KKR, which has not been accused of wrongdoing, had no comment on Reliance or the state's charges, spokeswoman Ruth Pachman said.

 

Deloitte was not the only firm that noticed Reliance hitting the skids. The state says KKR got another opinion from Am-Re Consultants, of Princeton, an affiliate of American Reinsurance Co.

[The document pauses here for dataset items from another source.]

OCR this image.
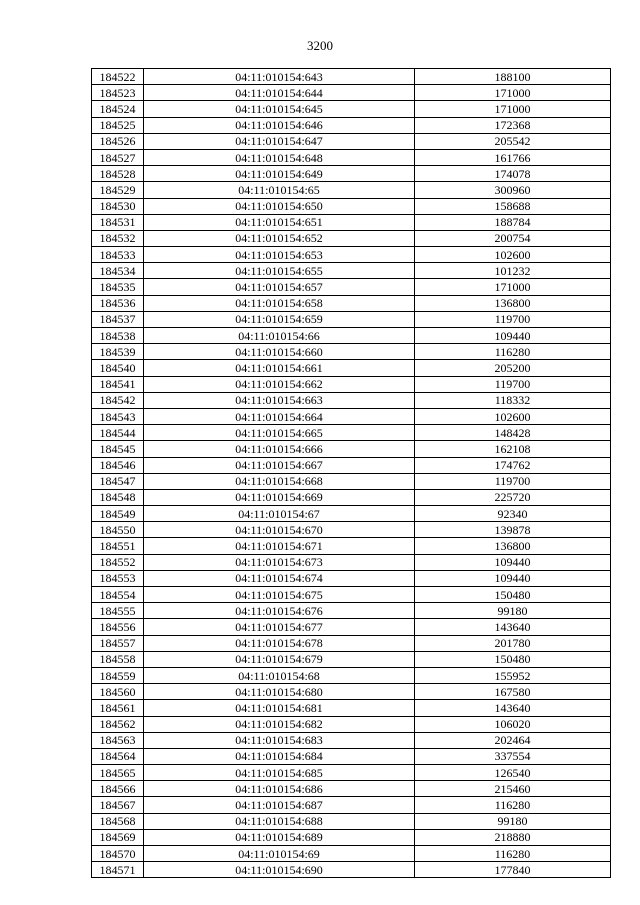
3200
184522	04:11:010154:643	188100
184523	04:11:010154:644	171000
184524	04:11:010154:645	171000
184525	04:11:010154:646	172368
184526	04:11:010154:647	205542
184527	04:11:010154:648	161766
184528	04:11:010154:649	174078
184529	04:11:010154:65	300960
184530	04:11:010154:650	158688
184531	04:11:010154:651	188784
184532	04:11:010154:652	200754
184533	04:11:010154:653	102600
184534	04:11:010154:655	101232
184535	04:11:010154:657	171000
184536	04:11:010154:658	136800
184537	04:11:010154:659	119700
184538	04:11:010154:66	109440
184539	04:11:010154:660	116280
184540	04:11:010154:661	205200
184541	04:11:010154:662	119700
184542	04:11:010154:663	118332
184543	04:11:010154:664	102600
184544	04:11:010154:665	148428
184545	04:11:010154:666	162108
184546	04:11:010154:667	174762
184547	04:11:010154:668	119700
184548	04:11:010154:669	225720
184549	04:11:010154:67	92340
184550	04:11:010154:670	139878
184551	04:11:010154:671	136800
184552	04:11:010154:673	109440
184553	04:11:010154:674	109440
184554	04:11:010154:675	150480
184555	04:11:010154:676	99180
184556	04:11:010154:677	143640
184557	04:11:010154:678	201780
184558	04:11:010154:679	150480
184559	04:11:010154:68	155952
184560	04:11:010154:680	167580
184561	04:11:010154:681	143640
184562	04:11:010154:682	106020
184563	04:11:010154:683	202464
184564	04:11:010154:684	337554
184565	04:11:010154:685	126540
184566	04:11:010154:686	215460
184567	04:11:010154:687	116280
184568	04:11:010154:688	99180
184569	04:11:010154:689	218880
184570	04:11:010154:69	116280
184571	04:11:010154:690	177840
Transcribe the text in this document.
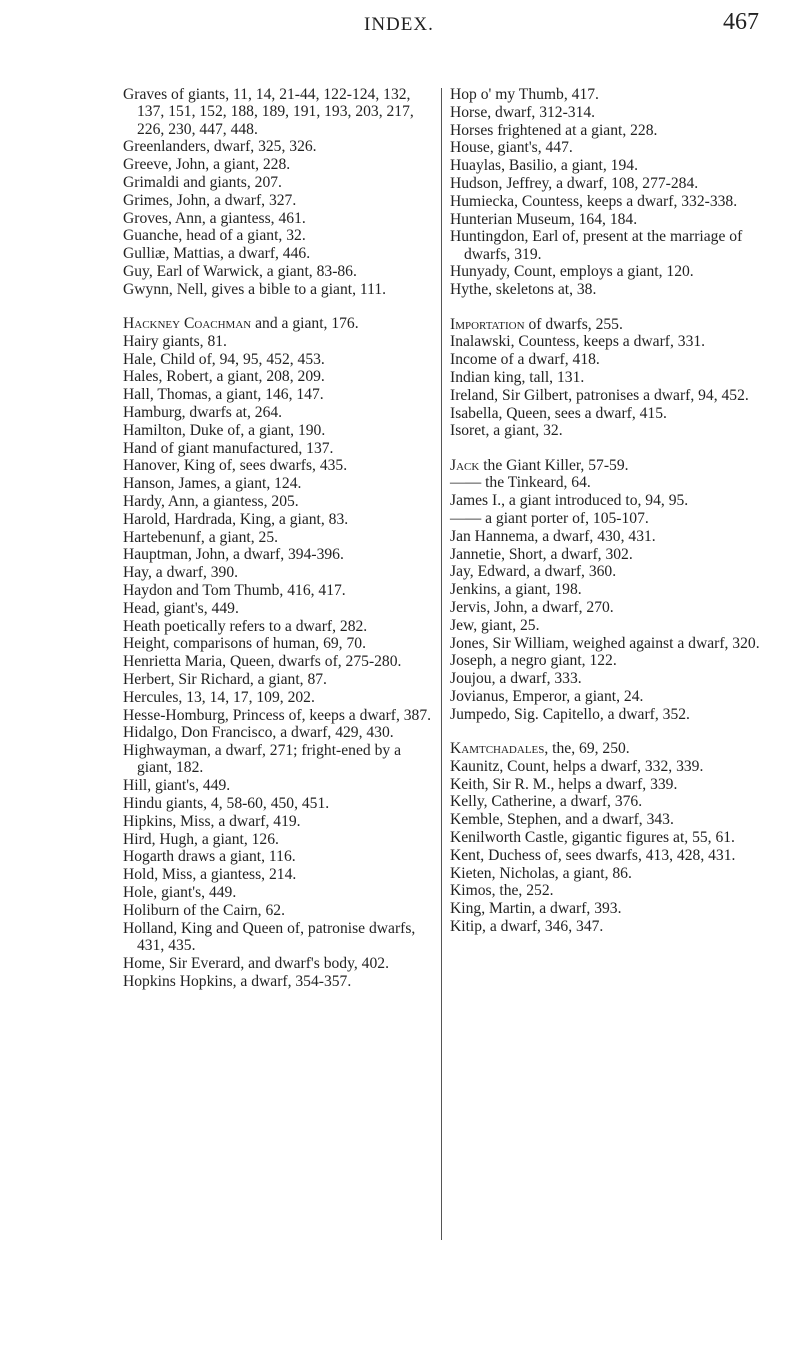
INDEX.	467
Graves of giants, 11, 14, 21-44, 122-124, 132, 137, 151, 152, 188, 189, 191, 193, 203, 217, 226, 230, 447, 448.
Greenlanders, dwarf, 325, 326.
Greeve, John, a giant, 228.
Grimaldi and giants, 207.
Grimes, John, a dwarf, 327.
Groves, Ann, a giantess, 461.
Guanche, head of a giant, 32.
Gulliæ, Mattias, a dwarf, 446.
Guy, Earl of Warwick, a giant, 83-86.
Gwynn, Nell, gives a bible to a giant, 111.
Hackney Coachman and a giant, 176.
Hairy giants, 81.
Hale, Child of, 94, 95, 452, 453.
Hales, Robert, a giant, 208, 209.
Hall, Thomas, a giant, 146, 147.
Hamburg, dwarfs at, 264.
Hamilton, Duke of, a giant, 190.
Hand of giant manufactured, 137.
Hanover, King of, sees dwarfs, 435.
Hanson, James, a giant, 124.
Hardy, Ann, a giantess, 205.
Harold, Hardrada, King, a giant, 83.
Hartebenunf, a giant, 25.
Hauptman, John, a dwarf, 394-396.
Hay, a dwarf, 390.
Haydon and Tom Thumb, 416, 417.
Head, giant's, 449.
Heath poetically refers to a dwarf, 282.
Height, comparisons of human, 69, 70.
Henrietta Maria, Queen, dwarfs of, 275-280.
Herbert, Sir Richard, a giant, 87.
Hercules, 13, 14, 17, 109, 202.
Hesse-Homburg, Princess of, keeps a dwarf, 387.
Hidalgo, Don Francisco, a dwarf, 429, 430.
Highwayman, a dwarf, 271; fright-ened by a giant, 182.
Hill, giant's, 449.
Hindu giants, 4, 58-60, 450, 451.
Hipkins, Miss, a dwarf, 419.
Hird, Hugh, a giant, 126.
Hogarth draws a giant, 116.
Hold, Miss, a giantess, 214.
Hole, giant's, 449.
Holiburn of the Cairn, 62.
Holland, King and Queen of, patronise dwarfs, 431, 435.
Home, Sir Everard, and dwarf's body, 402.
Hopkins Hopkins, a dwarf, 354-357.
Hop o' my Thumb, 417.
Horse, dwarf, 312-314.
Horses frightened at a giant, 228.
House, giant's, 447.
Huaylas, Basilio, a giant, 194.
Hudson, Jeffrey, a dwarf, 108, 277-284.
Humiecka, Countess, keeps a dwarf, 332-338.
Hunterian Museum, 164, 184.
Huntingdon, Earl of, present at the marriage of dwarfs, 319.
Hunyady, Count, employs a giant, 120.
Hythe, skeletons at, 38.
Importation of dwarfs, 255.
Inalawski, Countess, keeps a dwarf, 331.
Income of a dwarf, 418.
Indian king, tall, 131.
Ireland, Sir Gilbert, patronises a dwarf, 94, 452.
Isabella, Queen, sees a dwarf, 415.
Isoret, a giant, 32.
Jack the Giant Killer, 57-59.
—— the Tinkeard, 64.
James I., a giant introduced to, 94, 95.
—— a giant porter of, 105-107.
Jan Hannema, a dwarf, 430, 431.
Jannetie, Short, a dwarf, 302.
Jay, Edward, a dwarf, 360.
Jenkins, a giant, 198.
Jervis, John, a dwarf, 270.
Jew, giant, 25.
Jones, Sir William, weighed against a dwarf, 320.
Joseph, a negro giant, 122.
Joujou, a dwarf, 333.
Jovianus, Emperor, a giant, 24.
Jumpedo, Sig. Capitello, a dwarf, 352.
Kamtchadales, the, 69, 250.
Kaunitz, Count, helps a dwarf, 332, 339.
Keith, Sir R. M., helps a dwarf, 339.
Kelly, Catherine, a dwarf, 376.
Kemble, Stephen, and a dwarf, 343.
Kenilworth Castle, gigantic figures at, 55, 61.
Kent, Duchess of, sees dwarfs, 413, 428, 431.
Kieten, Nicholas, a giant, 86.
Kimos, the, 252.
King, Martin, a dwarf, 393.
Kitip, a dwarf, 346, 347.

Am-Re estimated Reliance's reserve shortfall at $500 million, the state reported.

 

Despite serving Deloitte with a subpoena demanding detailed documents after Reliance's failure, the Insurance Department was unaware Deloitte had produced a separate and apparently contradictory evaluation of Reliance for another client until July 2003.

 

That's when Deloitte's Philadelphia lawyer, Arthur Makadon of Ballard Spahr Andrews & Ingersoll, sent the state's lawyer, Jerome R. Richter of Blank Rome L.P., a short letter notifying him that "certain additional documents related to Reliance were just brought to our attention."

 

Makadon declined comment on the case. (Makadon also represents Philadelphia Mayor Street in the investigation of the FBI bug found in his City Hall office last week.)

 

Richter responded to Makadon's disclosure by alleging in court that Deloitte had failed to provide that information under subpoena, giving him grounds for amending his complaint.

 

Since 2000, the Securities and Exchange Commission has barred accounting firms from providing consulting and other services to their audit clients, in hopes of reducing conflicts of interest.

 

However, securities lawyers say accounting firms are not necessarily barred from providing analyses of their clients for third parties, such as potential investors.

 

No matter who its other clients may be, a firm that knowingly publishes false information in an audit faces the prospect of being accused of violating federal antifraud statutes -- but only after "a fairly lengthy investigation," said Paul Berger, associate director of the SEC.